Damit nicht genug, gingen auch institutionelle Partner dieser Krypto-Riesen auf die Bretter. Denn zahlreiche Großinvestoren und Krypto-Services setzten große Summen auf ihre Favoriten. Anscheinend verwendeten die zentralen Krypto-Dienstleister hierfür teilweise sogar Kundengelder. Am Ende schlugen auch indirekt betroffene Unternehmen auf dem Boden der Tatsachen auf. Prominentes Beispiel: Die Nuri Bank, die im Dezember dieses Jahres ihre Pforten schließt.
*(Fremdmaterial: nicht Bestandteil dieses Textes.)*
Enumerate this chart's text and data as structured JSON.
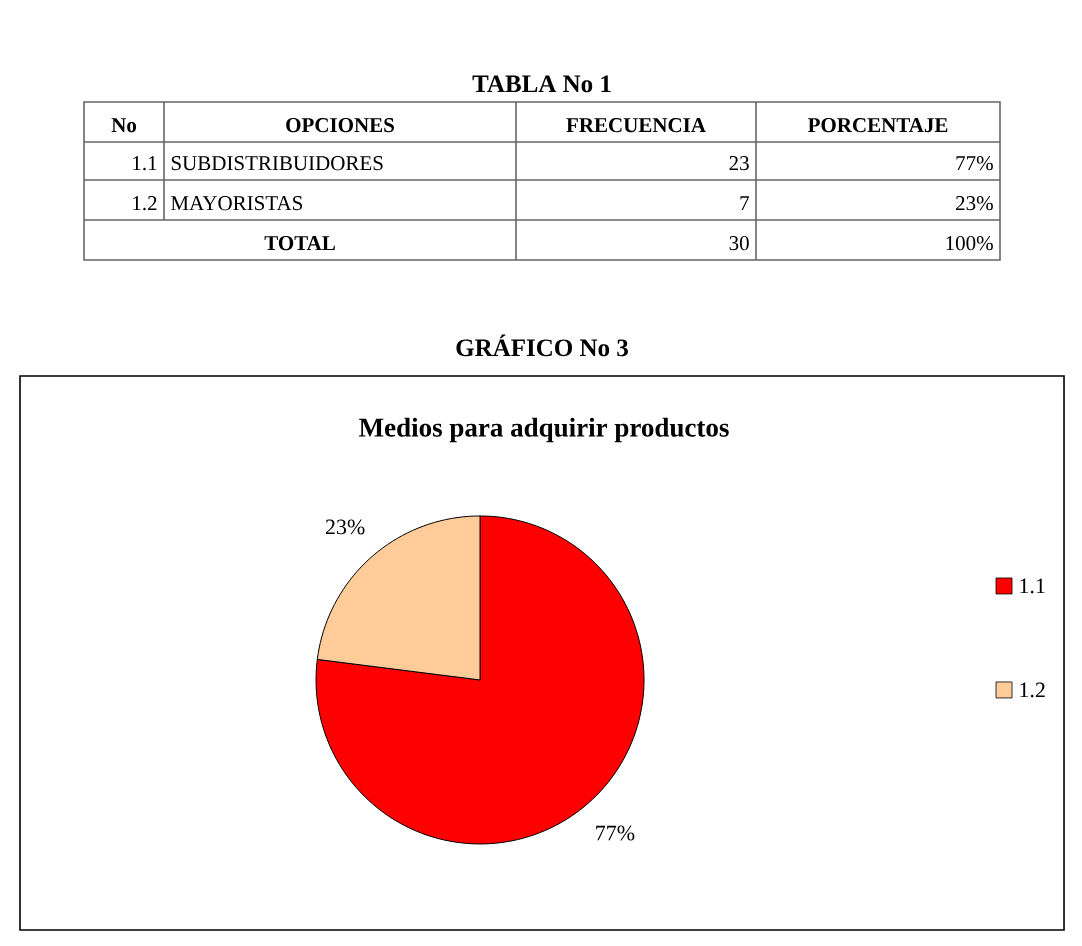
{
  "chart_data": {
    "type": "pie",
    "title": "Medios para adquirir productos",
    "categories": [
      "1.1",
      "1.2"
    ],
    "values": [
      77,
      23
    ],
    "colors": [
      "#ff0000",
      "#ffcc99"
    ],
    "value_labels": [
      "77%",
      "23%"
    ],
    "legend": "right",
    "annotations": [
      "TABLA No 1",
      "No",
      "OPCIONES",
      "FRECUENCIA",
      "PORCENTAJE",
      "1.1",
      "SUBDISTRIBUIDORES",
      "23",
      "77%",
      "1.2",
      "MAYORISTAS",
      "7",
      "23%",
      "TOTAL",
      "30",
      "100%",
      "GRÁFICO No 3"
    ]
  }
}
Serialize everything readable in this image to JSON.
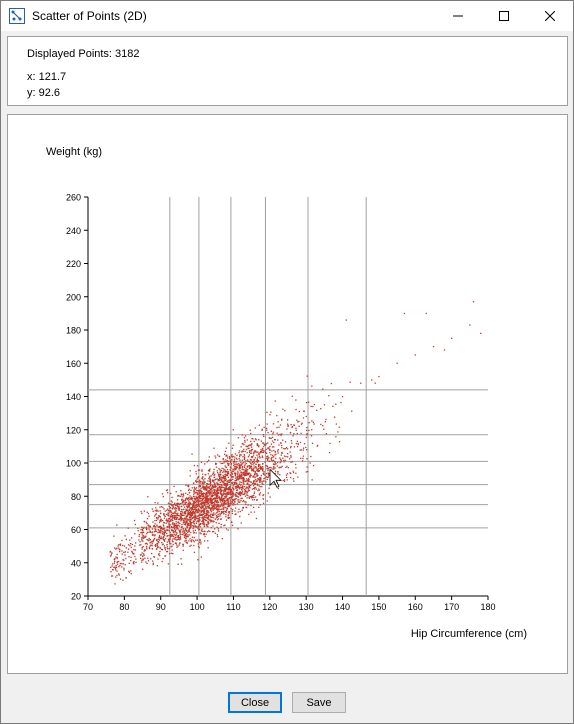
{
  "window": {
    "title": "Scatter of Points (2D)"
  },
  "info": {
    "displayed_points_label": "Displayed Points: 3182",
    "x_readout": "x: 121.7",
    "y_readout": "y: 92.6"
  },
  "buttons": {
    "close_label": "Close",
    "save_label": "Save"
  },
  "colors": {
    "point": "#c0392b",
    "grid": "#a0a0a0",
    "accent": "#0078d7"
  },
  "chart_data": {
    "type": "scatter",
    "xlabel": "Hip Circumference (cm)",
    "ylabel": "Weight (kg)",
    "xlim": [
      70,
      180
    ],
    "ylim": [
      20,
      260
    ],
    "x_ticks": [
      70,
      80,
      90,
      100,
      110,
      120,
      130,
      140,
      150,
      160,
      170,
      180
    ],
    "y_ticks": [
      20,
      40,
      60,
      80,
      100,
      120,
      140,
      160,
      180,
      200,
      220,
      240,
      260
    ],
    "vertical_lines_x": [
      92.5,
      100.5,
      109.3,
      118.8,
      130.5,
      146.5
    ],
    "horizontal_lines_y": [
      61,
      75,
      87,
      101,
      117,
      144
    ],
    "displayed_points": 3182,
    "trend": {
      "x_mean": 104,
      "x_sd": 10.5,
      "slope": 1.45,
      "intercept": -72,
      "noise_sd": 11
    },
    "sample_points": [
      [
        78,
        45
      ],
      [
        80,
        50
      ],
      [
        82,
        55
      ],
      [
        85,
        58
      ],
      [
        88,
        62
      ],
      [
        90,
        65
      ],
      [
        92,
        70
      ],
      [
        95,
        72
      ],
      [
        98,
        78
      ],
      [
        100,
        82
      ],
      [
        102,
        85
      ],
      [
        105,
        90
      ],
      [
        108,
        95
      ],
      [
        110,
        100
      ],
      [
        112,
        105
      ],
      [
        115,
        108
      ],
      [
        118,
        112
      ],
      [
        120,
        115
      ],
      [
        122,
        118
      ],
      [
        125,
        122
      ],
      [
        128,
        125
      ],
      [
        130,
        128
      ],
      [
        135,
        135
      ],
      [
        140,
        140
      ],
      [
        145,
        148
      ],
      [
        150,
        152
      ],
      [
        155,
        160
      ],
      [
        160,
        165
      ],
      [
        165,
        170
      ],
      [
        170,
        175
      ],
      [
        175,
        183
      ],
      [
        178,
        178
      ],
      [
        176,
        197
      ],
      [
        163,
        190
      ],
      [
        157,
        190
      ],
      [
        168,
        168
      ],
      [
        141,
        186
      ],
      [
        148,
        150
      ],
      [
        120,
        92.6
      ]
    ]
  }
}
Wir stellen also fest: Zentrale Dienstleister im Kryptobereich stehen auf wackeligen Beinen. Aufgrund von Partnerschaften, Vernetzungen und Serviceverträgen entstand ein undurchsichtiges Service-Geflecht. Ein Geflecht, das einzureißen drohte, sollte ein Faden reißen. Und so kam es schließlich auch. Selbst sicher geglaubte milliardenschwere Unternehmen gingen in Rauch auf. Und die Lunte scheint noch nicht erloschen.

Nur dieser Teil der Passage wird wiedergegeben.